Recent reports show that with more economic affluence in emerging markets like China and India, the demand for alternative environmentally-friendly energy will also increase, with the wind energy industry projected to gain a fair share. Also set to benefit from this trend is Siemens AG (SI). With management's decision to divest the water technologies segment, which is estimated to bring in approximately $700 million, Siemens will then pay more attention to other profitable segments including the wind energy segment.
Another company that would surely have a share in the future growth of the wind energy industry is Gamesa Corporation (OTC:GCTAY). With its footprint already in China and other countries, Gamesa reported improved profitability in the first half of 2013, along with other contracts in the pipeline.
Component makers in the mix
In one of my recent articles, I pointed out that no matter the technological advancement in manufacturing, there will always be demand for replacement parts and the wind energy industry is no exception. This is where component makers in the wind energy industry come in. Woodward, Inc. (WWD) is one of the component makers that should benefit from the impending trend in the wind energy industry. Although the company has one foot in the aerospace industry and the other in the wind energy industry, Woodward has its primary focus on providing long lasting solutions. One of its solutions includes integration of new wind plants with existing power grids.
With the companies operating in the wind energy industry replacing their traditional glass fiber technologies with more advanced carbon-fiber technologies to enable them build rotor blades that are bigger and lighter, Zoltek Companies, Inc. (ZOLT) is on hand to benefit from their demand for the technology it offers. Zoltek also offers its products to the aerospace industry and is recently rumored to be an acquisition target.

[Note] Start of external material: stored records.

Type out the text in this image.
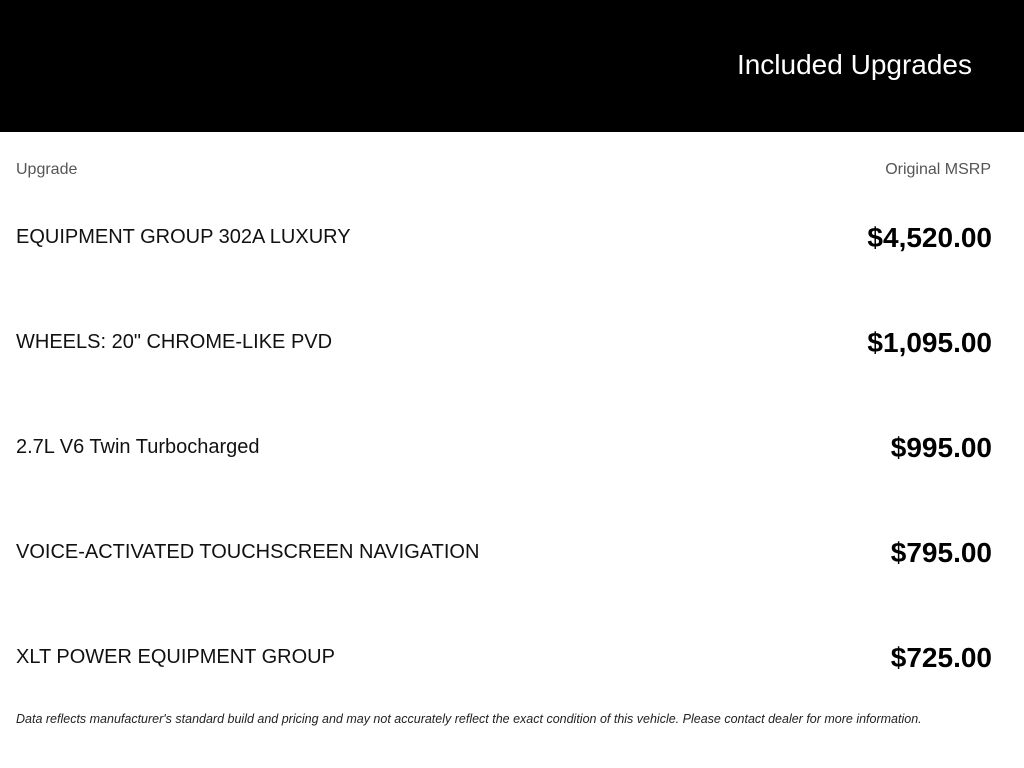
Included Upgrades
Upgrade	Original MSRP
EQUIPMENT GROUP 302A LUXURY	$4,520.00
WHEELS: 20" CHROME-LIKE PVD	$1,095.00
2.7L V6 Twin Turbocharged	$995.00
VOICE-ACTIVATED TOUCHSCREEN NAVIGATION	$795.00
XLT POWER EQUIPMENT GROUP	$725.00
Data reflects manufacturer's standard build and pricing and may not accurately reflect the exact condition of this vehicle. Please contact dealer for more information.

Another company that would also take advantage of the impending trend is Hexcel Corporation (HXL). Just like Zoltek, Hexcel services multiple industries including wind energy, defense, aerospace, automotive and marine industries. With its full spectrum carbon-fiber technology, Hexcel is sure to secure contracts from wind energy manufacturers like Vestas, General Electric and Siemens when the tide finally rises.
There are also other developments that make it worthwhile for investors to keep an eagle's eye on the industry. These developments go a long way to substantiate my claims that with improvement in the economy, the demand for environmentally friendly alternative energies will be on the rise. The developments include the recent technologies like Ewicon, Saphonian, Airborne, Invelox and Catching Wind turbines. These new technologies have been noted to emit minimal noise with higher efficiency, with potential to revolutionize the industry. But the question remains if they would be successfully commercialized and as such be able to replace what is currently offered by Vestas and General Electric.
With constant technological advancements which are also visible in the wind energy industry, and signs of improvement in the economy, the ball is now left in investors' court. There is more to gain from investing in these high-risk companies with potential greater rewards. With a better economy and positive sentiment toward alternative energies with zero emission and lower operating costs, long-term and risk-tolerant investors would surely be rewarded as demands for wind turbines and its components go off the charts.
In all, I believe that it is only risk-tolerant investors who will be able to gain from the potential growth in the wind energy industry. Based on the fact that product demand in the industry is mostly subsidy-driven and as such, the volatility is very high, and risk-averse investors are sure to shy away from investing in this industry, leaving all the risks and accruing benefits to the former.